To execute jobs TRAC uses four different types of external system resources. These resources are defined and managed at the individual tenant level, by Admins.

INTERNAL STORAGE

The data location(s) to which only TRAC has write access, that are used to store primary data

EXTERNAL STORAGE

The data location(s) which TRAC can copy data to/from when running DataImport and DataExport jobs

REPOSITORIES

The external code repositories from which models can be imported using ImportModel jobs

RUNTIME ENVIRONMENTS

The combination of libraries which are made available to model code at runtime

The following diagram shows the interactions between resources and job types

select file

Note

In TRAC COMMUNITY, Internal Storage will be a local file directory, there are no mechanism to add External Storage locations and only a single Runtime Environment is available.

User access

Tenants

Tenants are logically separate domains within TRAC that play a key role in user access management.

Every object resides in, and can be accessed only from, one tenant. If you upload the same model or dataset to two tenants, each upload creates a unique metadata object, both referencing the same external asset.
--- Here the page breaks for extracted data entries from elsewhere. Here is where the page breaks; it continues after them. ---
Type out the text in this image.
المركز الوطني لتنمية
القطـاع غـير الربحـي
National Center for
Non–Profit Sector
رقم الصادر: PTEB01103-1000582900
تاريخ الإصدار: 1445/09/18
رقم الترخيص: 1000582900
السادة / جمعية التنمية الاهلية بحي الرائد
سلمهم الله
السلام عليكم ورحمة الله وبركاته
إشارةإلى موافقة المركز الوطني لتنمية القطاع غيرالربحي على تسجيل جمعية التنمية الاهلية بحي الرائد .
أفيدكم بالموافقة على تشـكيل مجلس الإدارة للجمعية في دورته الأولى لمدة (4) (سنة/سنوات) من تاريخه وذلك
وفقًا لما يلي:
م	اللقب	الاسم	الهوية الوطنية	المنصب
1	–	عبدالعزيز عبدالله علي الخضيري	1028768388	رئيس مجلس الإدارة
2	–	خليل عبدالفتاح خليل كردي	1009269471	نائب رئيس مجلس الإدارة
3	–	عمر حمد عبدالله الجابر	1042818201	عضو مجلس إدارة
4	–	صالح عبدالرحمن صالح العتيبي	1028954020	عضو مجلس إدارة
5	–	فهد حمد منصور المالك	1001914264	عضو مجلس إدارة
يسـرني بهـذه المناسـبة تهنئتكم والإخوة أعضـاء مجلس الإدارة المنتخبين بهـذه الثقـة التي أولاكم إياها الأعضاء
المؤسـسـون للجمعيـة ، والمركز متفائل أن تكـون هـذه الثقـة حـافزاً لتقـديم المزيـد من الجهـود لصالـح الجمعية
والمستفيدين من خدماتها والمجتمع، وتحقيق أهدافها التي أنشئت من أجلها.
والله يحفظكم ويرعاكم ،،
How to set up your tenants is a question of judgement. Generally, use-cases which share a common business vocabulary should share a tenant. Those which do not, should not.

Note

TRAC COMMUNITY has one tenant. In TRAC PROFESSIONAL tenants are created by Admin users.

Roles

To complete any action in a tenant a user must be assigned a tenant-role, either Admin, Manager, Write or Read.

ADMIN

System admins can create new tenants. Tenant admins manage resources in those tenants

MANAGER

User can upload models and change object tags in their tenant

WRITE

User can import and upload data, build flows and run jobs in their tenant

READ

User can read data and metadata in their tenant

These roles are inclusive, so Write implies Read and Admin implies Manager, Read and Write.

Note

For enterprise deployments of TRAC PROFESSIONAL, these roles would typically be defined upstream with with users accessing TRAC via the enterprise SSO mechanism.